Speaking recently about French president Emmanuel Macron's insistence that recognising Palestine was a 'moral duty', Israel's defence minister, Israel Katz, pledged Israel would further tighten its grip on the West Bank.
'They will recognise a Palestinian state on paper – and we will build the Jewish-Israeli state on the ground,' he said. 'The paper will be thrown in the trash can of history and the State of Israel will flourish and prosper,' Katz attested.
Bold words, but ones that as a long-term observer of the Israeli-Palestinian conflict, I believe have an increasingly hollow ring. Instead, I'm of the view that we are fast approaching a critical juncture in this seemingly interminable battle of wills.

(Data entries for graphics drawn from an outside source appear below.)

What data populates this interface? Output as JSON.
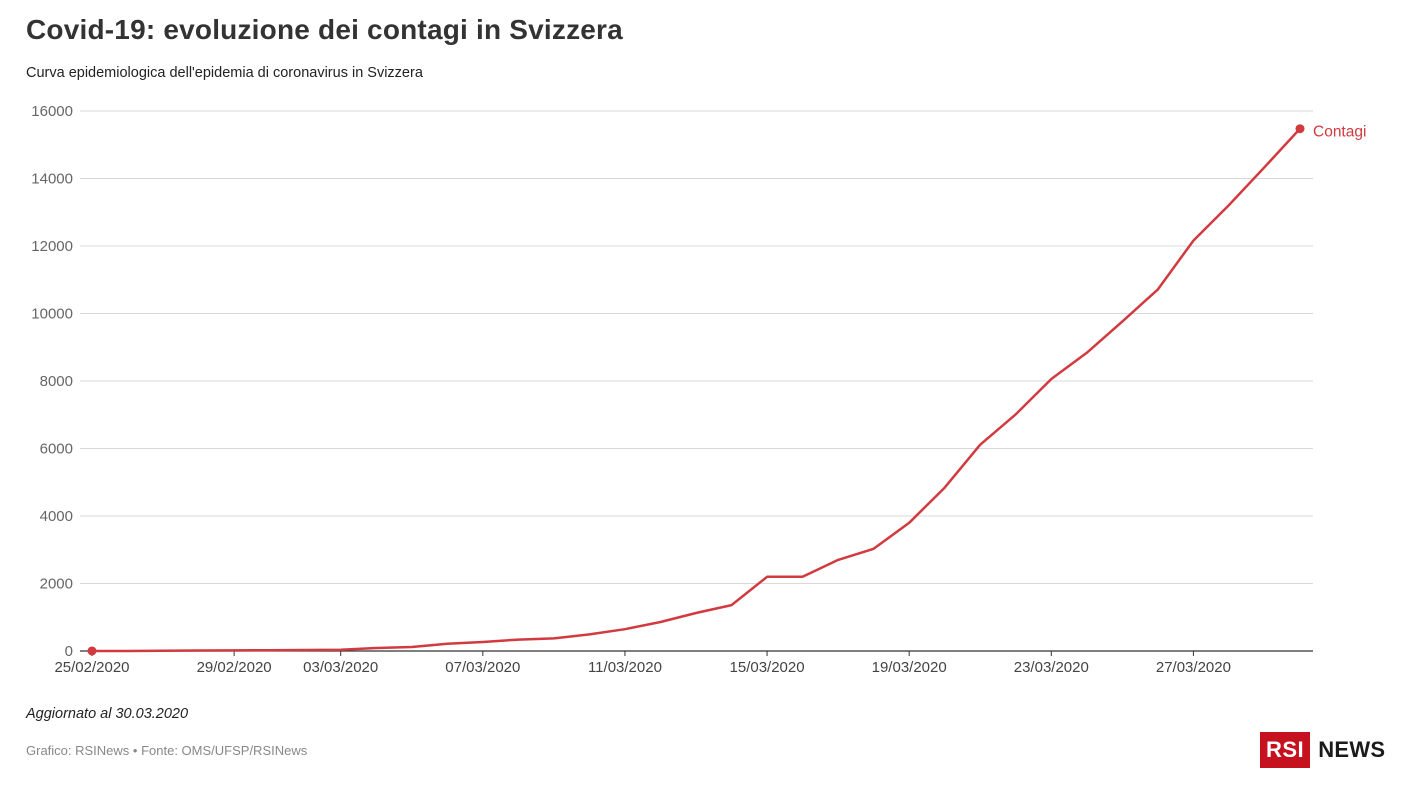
{
  "header": {
    "title": "Covid-19: evoluzione dei contagi in Svizzera",
    "subtitle": "Curva epidemiologica dell'epidemia di coronavirus in Svizzera"
  },
  "footer": {
    "note": "Aggiornato al 30.03.2020",
    "source": "Grafico: RSINews • Fonte: OMS/UFSP/RSINews",
    "logo_left": "RSI",
    "logo_right": "NEWS"
  },
  "colors": {
    "series": "#d13a3f",
    "grid": "#d8d8d8",
    "axis": "#333333",
    "tick_text": "#666666",
    "logo_red": "#c5121e"
  },
  "chart_data": {
    "type": "line",
    "title": "Covid-19: evoluzione dei contagi in Svizzera",
    "subtitle": "Curva epidemiologica dell'epidemia di coronavirus in Svizzera",
    "xlabel": "",
    "ylabel": "",
    "ylim": [
      0,
      16000
    ],
    "yticks": [
      0,
      2000,
      4000,
      6000,
      8000,
      10000,
      12000,
      14000,
      16000
    ],
    "xticks": [
      "25/02/2020",
      "29/02/2020",
      "03/03/2020",
      "07/03/2020",
      "11/03/2020",
      "15/03/2020",
      "19/03/2020",
      "23/03/2020",
      "27/03/2020"
    ],
    "grid": true,
    "legend": "end-of-line label",
    "x": [
      "25/02/2020",
      "26/02/2020",
      "27/02/2020",
      "28/02/2020",
      "29/02/2020",
      "01/03/2020",
      "02/03/2020",
      "03/03/2020",
      "04/03/2020",
      "05/03/2020",
      "06/03/2020",
      "07/03/2020",
      "08/03/2020",
      "09/03/2020",
      "10/03/2020",
      "11/03/2020",
      "12/03/2020",
      "13/03/2020",
      "14/03/2020",
      "15/03/2020",
      "16/03/2020",
      "17/03/2020",
      "18/03/2020",
      "19/03/2020",
      "20/03/2020",
      "21/03/2020",
      "22/03/2020",
      "23/03/2020",
      "24/03/2020",
      "25/03/2020",
      "26/03/2020",
      "27/03/2020",
      "28/03/2020",
      "29/03/2020",
      "30/03/2020"
    ],
    "series": [
      {
        "name": "Contagi",
        "values": [
          1,
          1,
          8,
          15,
          18,
          24,
          30,
          37,
          90,
          120,
          214,
          268,
          337,
          374,
          491,
          645,
          858,
          1125,
          1359,
          2200,
          2200,
          2700,
          3028,
          3800,
          4840,
          6113,
          7014,
          8060,
          8836,
          9765,
          10714,
          12161,
          13213,
          14336,
          15475
        ]
      }
    ]
  }
}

Yes, I know talk of a 'turning point' has been mooted many times in the past, but there is just an inkling that the political ground is shifting on both sides of what the Israeli writer Amos Elon once described as an 'irresistible force colliding with an immovable body'.
Forget the River Jordan, for it's the Rubicon that is being crossed here for both Palestinians and Israelis alike.
Given what has unfolded in Gaza, there is no going back to the way things were for either side and that in itself could lead to a tectonic political shift.
Much of the world now sees through Israel's victimhood veil, and Netanyahu's use of war to keep himself in power has all but run its course.
As for the Palestinians, they must seize the opportunity to capitalise on any growing goodwill like never before and endeavour to do what they have failed to achieve for the past 30 years – unity.
As for the international community, to repeat Raja Shehadeh's words, 'it will be our humanity, not international law' that will in the end win the day.
All these remarks might seem out of step with the political moment, but the irrefutable fact is that there will be no peace until there is a Palestinian state. To that end, I for one can't help but sense a whiff of change in the air. Insubstantial yet, perhaps, but undeniable, nonetheless.